Furthermore, this figure does not include the impact of wider regulation which continues to make it increasingly difficult and more expensive to build the range of homes required to ensure the country’s social wellbeing and economic success.

The report highlights that there simply isn’t enough land coming through the planning system to maintain a delivery pipeline that comes anywhere close to meeting Scotland’s housing needs – a situation HFS attributes to the introduction of National Planning Framework 4 in 2023 which has seen 60 per cent of Local Development Plans (LDPs), which guide where new development should take place, become out of date.

On average, new LDPs aren’t due for publication until 2029. As delays persist, the more deliverable of previously allocated sites have been, or are currently, being built out. At the same time, sites which may be constrained/unviable for a range of reasons, (such as contamination or access issues) remain in the system and are unable to be removed in favour of new ones that can deliver much-needed homes.

Given the fact that it takes around four years from submitting a planning application until delivery, this means that the number of new homes being built will continue on a downward trajectory and that it could be 2033 before new homes start coming through again.

HFS director of planning Kevin Murphy said: “Let’s be clear, the housing emergency has been decades in the making.
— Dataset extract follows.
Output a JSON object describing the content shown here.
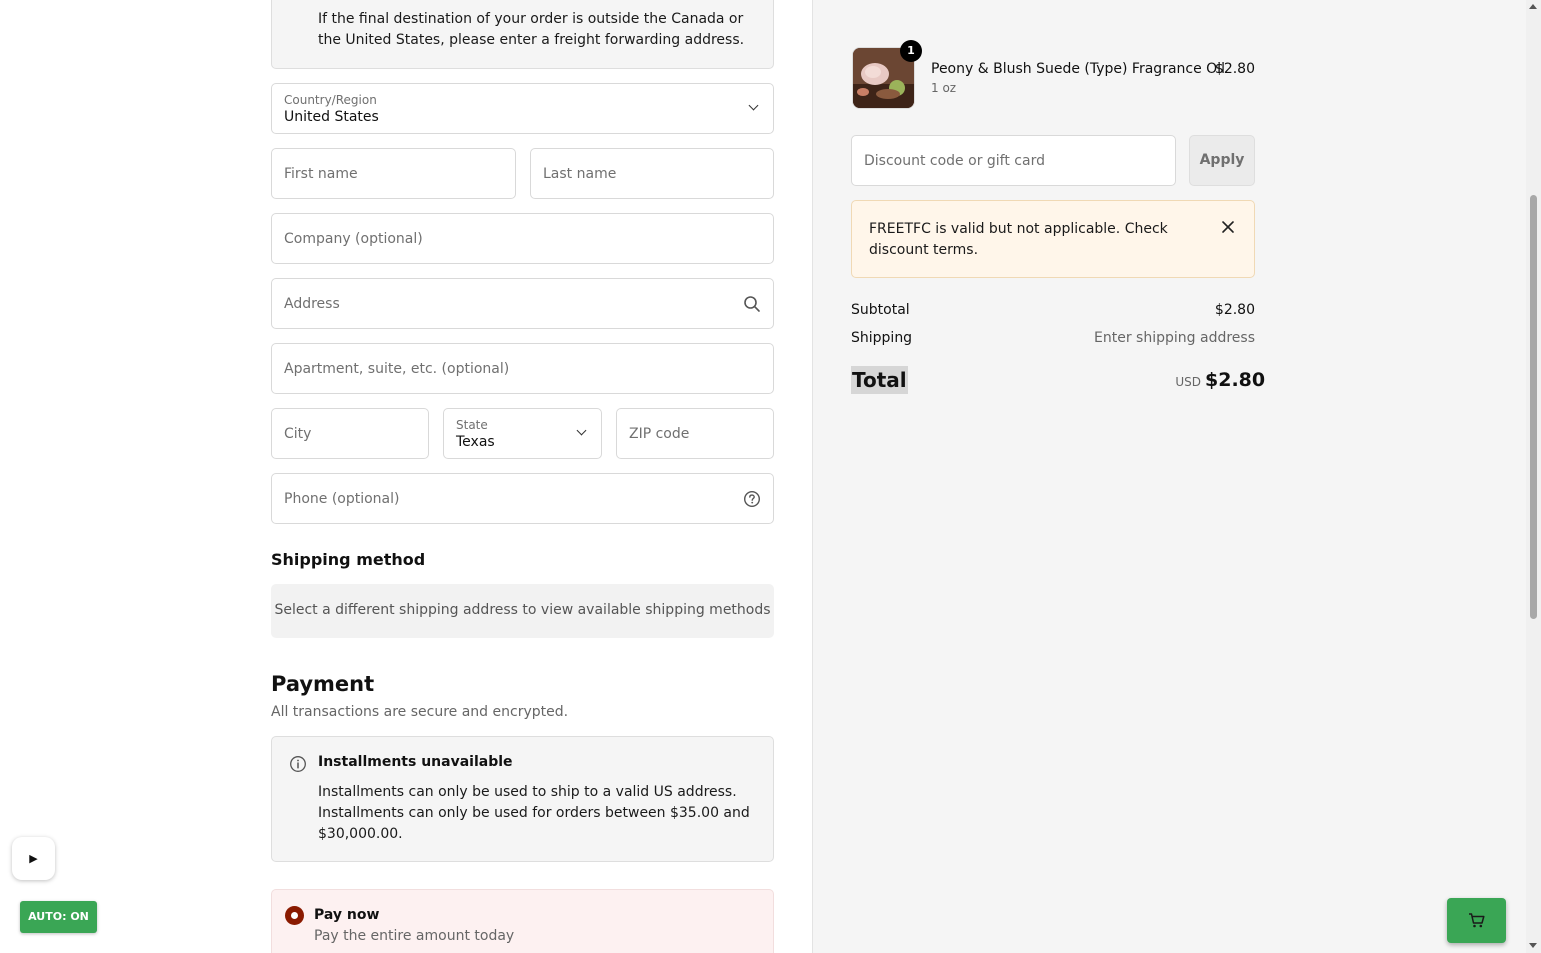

Whilst we have welcomed the principle of the recently announced More Homes Scotland agency, this won’t be fully operational until 2028/29. We just don’t have that time to lose.

“Frustratingly, this new report only confirms the specific concerns we have been expressing to Ministers and officials since before NPF4 was introduced. However, rather than the Scottish Government addressing these and taking the necessary corrective action, we find ourselves with yet another consultation which describes ‘a living pipeline of land’ with planning permission being ‘in place for at least 164,000 homes’ which have not yet been built.

“As our research shows, this simply isn’t the case. Such narrative belies the wide-ranging, lengthy, complex and costly challenges that the home building sector has to face in delivering much-needed homes of all tenures.”

Scotland heading for 'housing catastrophe', new data suggests

In response to the claim that planning permission is in place for at least 164,000 homes which have not yet been built, Homes for Scotland research has found:

  • Just over half (c86,000) are in the control of home builders and have detailed planning consent, with over three quarters of these sites, ranging from four homes to over 3,000, already under construction.
  • Over a quarter (43,000) are controlled by non-home builders which could include local authorities and public agencies.
  • With the Scottish Government having stated its ambition to build 25,000 homes per annum, this means that there is less than three years of consented supply, well below what is required for businesses to confidently plan their investment and work programmes.

Kevin Murphy added: “The truth is planning policy, particularly transition from NPF4 to LDPs, is exacerbating rather than addressing the fundamental problem which lies at the heart of the matter: the chronic undersupply of effective land on which to build homes.

“In the context of only 1.4 per cent of Scotland’s land being in residential use, it is a shocking and untenable state of affairs that more than one in four Scottish households have been identified as being in some form of housing need.”

In terms of action and in order to provide investment confidence and certainty, HFS has put forward a suite of suggestions, including the immediate reinstatement of the presumption in favour of sustainable development (or the introduction of a similar mechanism) to allow new deliverable sites to be built out earlier and aid the transition between the publication of NPF4 and new LDPs. Masterplan Consent Areas, which are being rolled out in Highland, also have the potential to be part of the solution.

Murphy concluded: “We continue to stand ready to work with the Scottish Government to implement effective, data-driven solutions and have demonstrated our commitment to this through the identification of specific barriers and the action required to overcome them.

“I sincerely hope ministers and officials ensure positive rhetoric translates into effective action before we see any more investment diverted elsewhere in the UK and lose any more of our SME home building base which is now at its lowest level in 20 years.”